Sur ces points, les allégations de la recourante selon lesquelles elle
allait être appelée à remplacer une personne licenciée dans des circonstances
troubles et qu’elle se verrait imposer une période illégale d’essai de 6 mois
sont clairement contredites par les pièces du dossier. Elle ne reprend
d’ailleurs pas ces motifs dans son recours. Il est par ailleurs surprenant que
la recourante fasse valoir que l’engagement était limité au 31 décembre 2012
alors même que quelques semaines plus tard, soit le 7 juillet 2010, elle
acceptait une mission de placement limitée à trois mois auprès de la société F.,
proposée par une agence de placement privée. Pour le surplus, le fait que toute
nouvelle discussion avec la commune après le 3 mai 2010 aurait été dénuée de
sens, le poste étant repourvu, élément dont l’assurée n’a fait état que dans
son recours, n’est en rien établi.
e) Certes, la recourante n'a pas déclaré formellement refuser l’emploi
auquel elle avait elle-même postulé. Toutefois, il apparaît clairement qu'elle
n'a pas été engagée en raison de son comportement et notamment parce qu'elle n’a
donné aucune réponse, dans le délai qu’elle avait elle-même aussi sollicité,
alors que le Conseil communal avait déjà décidé de l’engager, et bien plus
encore, parce qu’elle a décliné l'invitation à se présenter à un nouvel entretien,
prévu le 11 mai 2010, pour réexaminer sa situation.

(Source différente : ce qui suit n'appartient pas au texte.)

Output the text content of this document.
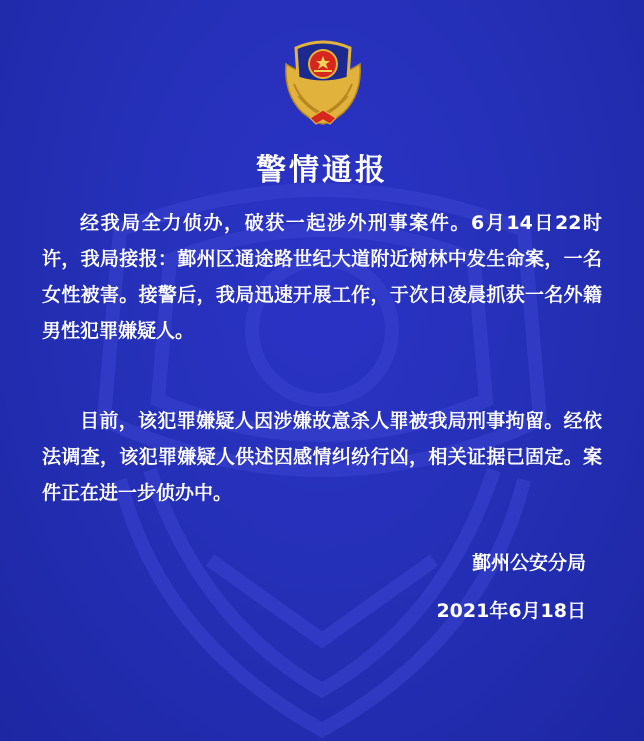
警情通报

经我局全力侦办，破获一起涉外刑事案件。6月14日22时许，我局接报：鄞州区通途路世纪大道附近树林中发生命案，一名女性被害。接警后，我局迅速开展工作，于次日凌晨抓获一名外籍男性犯罪嫌疑人。

目前，该犯罪嫌疑人因涉嫌故意杀人罪被我局刑事拘留。经依法调查，该犯罪嫌疑人供述因感情纠纷行凶，相关证据已固定。案件正在进一步侦办中。

鄞州公安分局
2021年6月18日
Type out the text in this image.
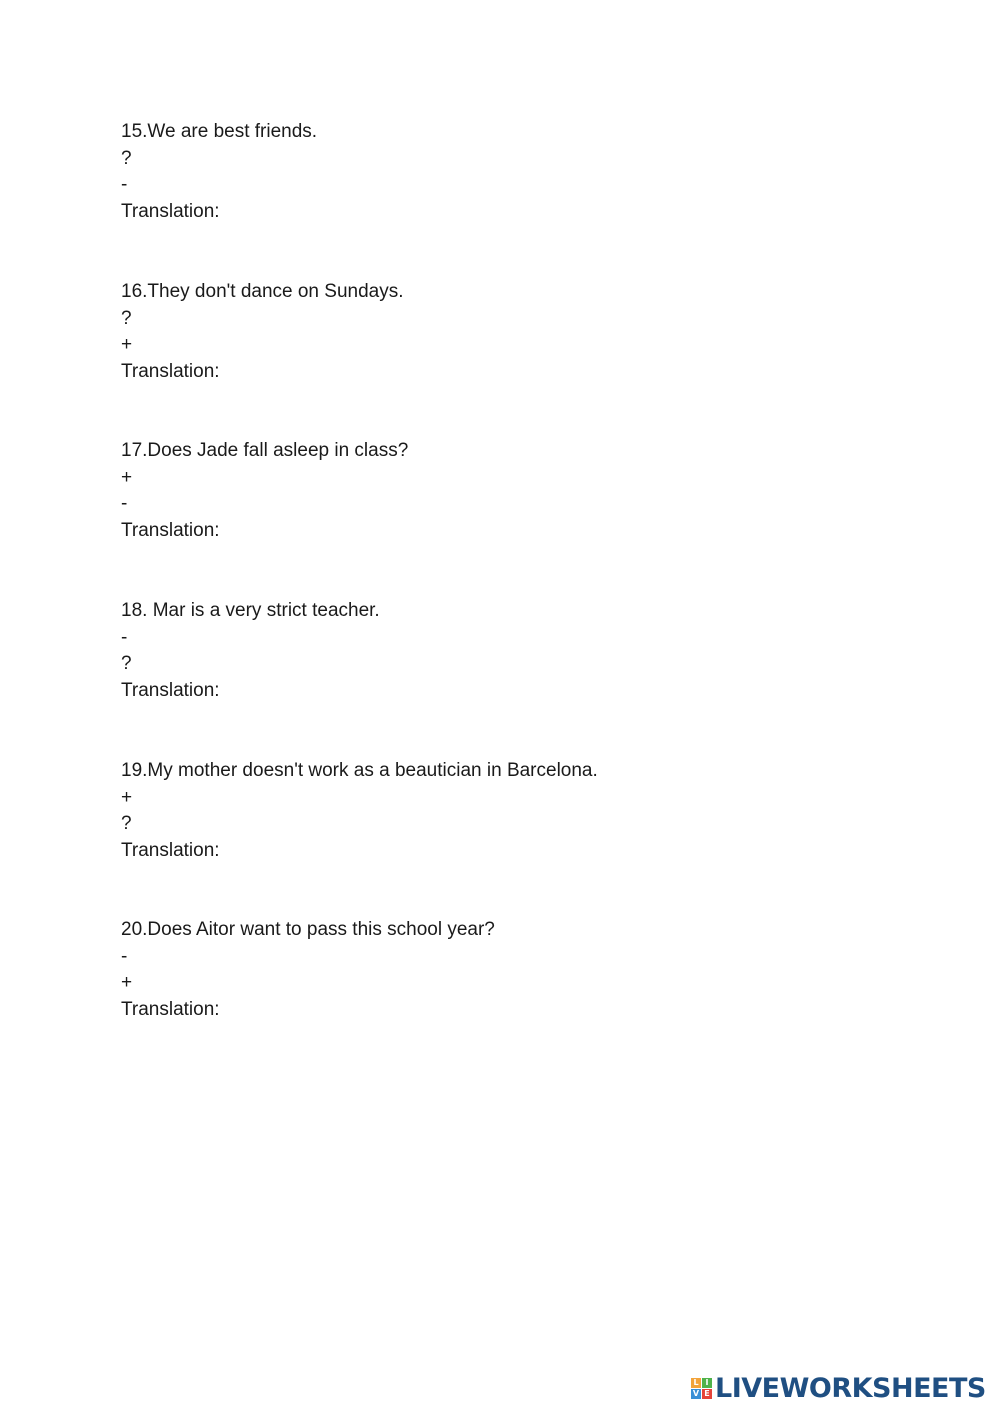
15.We are best friends.
?
-
Translation:
16.They don't dance on Sundays.
?
+
Translation:
17.Does Jade fall asleep in class?
+
-
Translation:
18. Mar is a very strict teacher.
-
?
Translation:
19.My mother doesn't work as a beautician in Barcelona.
+
?
Translation:
20.Does Aitor want to pass this school year?
-
+
Translation:
L I
V E LIVEWORKSHEETS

Dès lors, elle ne saurait
se fonder de bonne foi sur le courriel électronique du lundi soir 3 mai 2010
pour penser puis alléguer que le poste avait été attribué à une autre personne
et, plus encore, pour annuler le nouvel entretien ultérieurement proposé. En
effet, il relève du bon sens que, si la commune était disposée à la recevoir à
nouveau, les chances d'engagement n'étaient alors pas compromises. Par
ailleurs, il sied également de préciser que la commune avait déjà manifesté
clairement son intérêt pour un engagement de la recourante, notamment par les
démarches entreprises en vue de ses premiers mois d’emploi et plus encore lorsque,
le 29 avril 2010, le Conseil communal a pris la décision de principe de l'engager.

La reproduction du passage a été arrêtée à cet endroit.